Inquinamento luminoso
Anni fa, osservare le stelle non era così complicato. L’unico ostacolo erano le bizze atmosferiche. Oggi è quasi un’impresa disperata. Anche quando il meteo potrebbe permetterlo, si ha a che fare con un chiarore di fondo che lascia emergere solo le stelle più luminose. Ci è voluto del tempo per inquadrare questa crescente difficoltà come una manifestazione dell’inquinamento e ancor di più per indurre chi di dovere a prendere i dovuti provvedimenti. Eppure, basta una semplice occhiata alle numerose immagini scattate dai satelliti e dalla stessa stazione spaziale per accorgersi che qualcosa non va.

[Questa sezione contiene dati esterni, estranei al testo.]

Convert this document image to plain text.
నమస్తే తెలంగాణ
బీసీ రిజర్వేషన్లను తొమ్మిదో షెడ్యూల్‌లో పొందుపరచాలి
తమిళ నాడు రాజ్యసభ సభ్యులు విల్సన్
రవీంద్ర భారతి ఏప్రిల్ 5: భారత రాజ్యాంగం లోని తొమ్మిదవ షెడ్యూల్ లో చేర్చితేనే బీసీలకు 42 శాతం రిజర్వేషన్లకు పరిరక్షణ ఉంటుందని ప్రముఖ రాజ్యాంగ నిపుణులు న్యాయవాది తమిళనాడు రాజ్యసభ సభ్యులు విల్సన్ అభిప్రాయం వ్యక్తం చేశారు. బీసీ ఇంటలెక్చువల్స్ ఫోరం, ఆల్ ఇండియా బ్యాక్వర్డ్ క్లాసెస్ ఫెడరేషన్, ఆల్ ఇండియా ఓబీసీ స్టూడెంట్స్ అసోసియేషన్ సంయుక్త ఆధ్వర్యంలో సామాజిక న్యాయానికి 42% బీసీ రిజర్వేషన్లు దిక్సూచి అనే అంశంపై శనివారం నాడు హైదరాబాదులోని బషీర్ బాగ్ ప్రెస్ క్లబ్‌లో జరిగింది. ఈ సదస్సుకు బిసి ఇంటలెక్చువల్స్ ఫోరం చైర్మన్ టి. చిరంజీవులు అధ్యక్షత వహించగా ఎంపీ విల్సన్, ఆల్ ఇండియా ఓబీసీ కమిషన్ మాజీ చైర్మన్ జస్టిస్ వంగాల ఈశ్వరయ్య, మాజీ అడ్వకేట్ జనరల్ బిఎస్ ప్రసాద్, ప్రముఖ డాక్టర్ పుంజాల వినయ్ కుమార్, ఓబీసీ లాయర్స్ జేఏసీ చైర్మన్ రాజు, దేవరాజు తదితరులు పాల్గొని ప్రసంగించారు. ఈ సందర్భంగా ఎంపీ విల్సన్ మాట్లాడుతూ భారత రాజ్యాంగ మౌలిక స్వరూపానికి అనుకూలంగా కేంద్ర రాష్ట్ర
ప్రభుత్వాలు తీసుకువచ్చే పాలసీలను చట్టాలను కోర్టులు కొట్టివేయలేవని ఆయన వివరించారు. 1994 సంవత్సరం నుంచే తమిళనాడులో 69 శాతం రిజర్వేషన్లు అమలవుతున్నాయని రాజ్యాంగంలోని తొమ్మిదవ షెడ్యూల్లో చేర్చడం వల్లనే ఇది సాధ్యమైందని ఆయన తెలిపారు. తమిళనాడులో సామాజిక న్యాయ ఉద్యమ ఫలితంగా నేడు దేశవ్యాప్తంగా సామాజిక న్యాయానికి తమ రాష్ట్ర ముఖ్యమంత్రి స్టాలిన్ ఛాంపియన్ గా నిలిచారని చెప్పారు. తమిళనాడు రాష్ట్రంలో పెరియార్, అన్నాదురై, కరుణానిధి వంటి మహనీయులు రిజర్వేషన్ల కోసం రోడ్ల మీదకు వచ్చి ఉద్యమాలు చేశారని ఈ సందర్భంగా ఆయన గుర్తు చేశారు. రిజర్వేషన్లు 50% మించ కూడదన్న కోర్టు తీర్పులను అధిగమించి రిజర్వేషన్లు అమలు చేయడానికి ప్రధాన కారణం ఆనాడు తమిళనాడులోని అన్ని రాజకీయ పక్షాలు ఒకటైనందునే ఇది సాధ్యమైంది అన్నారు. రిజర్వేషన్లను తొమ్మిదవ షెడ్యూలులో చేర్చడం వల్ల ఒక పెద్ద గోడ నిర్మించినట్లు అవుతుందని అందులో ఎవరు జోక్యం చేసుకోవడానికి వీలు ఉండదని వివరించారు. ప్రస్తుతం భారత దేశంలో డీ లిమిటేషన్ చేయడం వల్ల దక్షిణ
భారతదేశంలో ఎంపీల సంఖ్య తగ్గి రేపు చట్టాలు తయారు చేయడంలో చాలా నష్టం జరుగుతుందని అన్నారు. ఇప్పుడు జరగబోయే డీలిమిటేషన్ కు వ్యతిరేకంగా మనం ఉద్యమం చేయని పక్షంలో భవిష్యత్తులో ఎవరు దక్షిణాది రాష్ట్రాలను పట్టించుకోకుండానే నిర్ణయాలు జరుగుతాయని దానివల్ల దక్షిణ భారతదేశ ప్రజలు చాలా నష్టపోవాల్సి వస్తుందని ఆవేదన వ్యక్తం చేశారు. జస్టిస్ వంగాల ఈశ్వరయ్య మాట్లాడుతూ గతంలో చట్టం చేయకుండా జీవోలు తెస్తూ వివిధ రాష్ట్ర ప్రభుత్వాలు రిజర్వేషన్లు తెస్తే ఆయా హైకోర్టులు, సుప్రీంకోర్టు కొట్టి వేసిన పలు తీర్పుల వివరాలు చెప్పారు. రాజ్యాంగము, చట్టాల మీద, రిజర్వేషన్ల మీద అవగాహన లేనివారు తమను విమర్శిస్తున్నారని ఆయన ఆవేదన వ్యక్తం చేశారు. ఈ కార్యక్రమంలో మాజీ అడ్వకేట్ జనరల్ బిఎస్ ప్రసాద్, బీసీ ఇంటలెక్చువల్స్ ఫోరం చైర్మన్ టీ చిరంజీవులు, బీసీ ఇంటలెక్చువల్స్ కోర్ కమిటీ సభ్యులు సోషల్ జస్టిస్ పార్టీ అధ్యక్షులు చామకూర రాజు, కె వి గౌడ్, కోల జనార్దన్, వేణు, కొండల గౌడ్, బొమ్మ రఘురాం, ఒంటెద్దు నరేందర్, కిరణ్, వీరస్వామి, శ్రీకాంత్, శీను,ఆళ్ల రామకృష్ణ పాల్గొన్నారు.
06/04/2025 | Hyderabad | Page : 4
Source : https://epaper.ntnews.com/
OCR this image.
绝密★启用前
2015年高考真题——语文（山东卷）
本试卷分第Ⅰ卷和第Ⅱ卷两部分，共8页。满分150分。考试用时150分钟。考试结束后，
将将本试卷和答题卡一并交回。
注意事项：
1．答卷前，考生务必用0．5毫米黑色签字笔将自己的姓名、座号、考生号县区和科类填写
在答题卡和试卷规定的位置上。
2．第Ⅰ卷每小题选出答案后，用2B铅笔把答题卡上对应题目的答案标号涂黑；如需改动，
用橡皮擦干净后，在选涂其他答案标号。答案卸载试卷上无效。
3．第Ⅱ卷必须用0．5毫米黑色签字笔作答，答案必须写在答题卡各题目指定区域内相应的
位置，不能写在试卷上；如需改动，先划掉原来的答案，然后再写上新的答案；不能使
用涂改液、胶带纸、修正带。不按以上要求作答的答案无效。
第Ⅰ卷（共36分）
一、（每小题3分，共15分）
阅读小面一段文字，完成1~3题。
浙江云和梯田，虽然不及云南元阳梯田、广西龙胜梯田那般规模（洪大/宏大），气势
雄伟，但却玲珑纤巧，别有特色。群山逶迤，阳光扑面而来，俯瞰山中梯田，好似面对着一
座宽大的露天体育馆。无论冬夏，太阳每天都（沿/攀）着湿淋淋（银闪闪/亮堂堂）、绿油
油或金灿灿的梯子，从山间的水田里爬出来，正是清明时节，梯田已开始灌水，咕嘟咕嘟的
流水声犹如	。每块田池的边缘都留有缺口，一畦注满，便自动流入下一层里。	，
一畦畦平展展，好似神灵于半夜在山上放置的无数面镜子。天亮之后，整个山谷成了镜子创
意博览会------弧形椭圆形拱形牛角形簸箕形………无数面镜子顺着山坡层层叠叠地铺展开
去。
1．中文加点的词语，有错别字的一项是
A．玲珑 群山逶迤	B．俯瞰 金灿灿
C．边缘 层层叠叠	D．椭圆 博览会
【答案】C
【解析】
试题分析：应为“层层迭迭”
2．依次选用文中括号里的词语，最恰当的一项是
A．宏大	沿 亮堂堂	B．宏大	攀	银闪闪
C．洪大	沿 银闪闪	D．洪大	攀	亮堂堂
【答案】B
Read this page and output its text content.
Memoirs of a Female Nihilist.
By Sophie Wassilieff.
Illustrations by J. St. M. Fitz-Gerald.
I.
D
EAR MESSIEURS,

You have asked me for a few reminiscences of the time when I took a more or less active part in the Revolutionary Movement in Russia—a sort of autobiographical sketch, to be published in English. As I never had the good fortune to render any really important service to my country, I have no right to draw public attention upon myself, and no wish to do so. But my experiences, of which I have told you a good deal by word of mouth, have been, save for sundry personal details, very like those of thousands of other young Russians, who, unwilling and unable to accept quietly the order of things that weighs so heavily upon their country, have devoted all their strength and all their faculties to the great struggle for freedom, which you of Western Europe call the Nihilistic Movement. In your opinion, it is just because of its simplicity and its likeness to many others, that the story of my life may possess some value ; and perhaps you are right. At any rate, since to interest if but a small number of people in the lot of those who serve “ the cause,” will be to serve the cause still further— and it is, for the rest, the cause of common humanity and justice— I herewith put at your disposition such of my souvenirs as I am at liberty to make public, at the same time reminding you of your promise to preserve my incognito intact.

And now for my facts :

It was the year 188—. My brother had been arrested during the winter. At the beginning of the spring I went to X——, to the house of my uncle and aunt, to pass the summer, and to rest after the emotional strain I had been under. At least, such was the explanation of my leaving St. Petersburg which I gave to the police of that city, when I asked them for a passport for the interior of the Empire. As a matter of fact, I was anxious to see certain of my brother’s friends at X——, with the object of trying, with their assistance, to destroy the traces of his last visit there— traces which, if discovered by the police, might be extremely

Immagine notturna di una parte dell’Europa ottenuta dai dati raccolti dal satellite Suomi NPP (Suomi National Polar-orbiting Partnership) tra aprile e ottobre 2012. I dati sono stati ripuliti da ogni fonte luminosa naturale, quali aurore e incendi, lasciando solamente le luci artificiali delle città e, per ottenere un aspetto più realistico, sono stati sovrapposti alla cosiddetta Blue Marble image della Terra (Crediti: NASA Earth Observatory)
Particolarmente significative, poi, sono le immagini che immortalano il nostro Paese, la cui silhouette è delineata da un alone di luce. Traccia concreta dell’industrializzazione e segno inequivocabile di progresso, dirà qualcuno. Eppure, appena più a nord della catena alpina, le luci sono di gran lunga meno invadenti. E paesi come Svizzera, Austria e Germania non possono certo essere considerate nazioni arretrate e non industrializzate.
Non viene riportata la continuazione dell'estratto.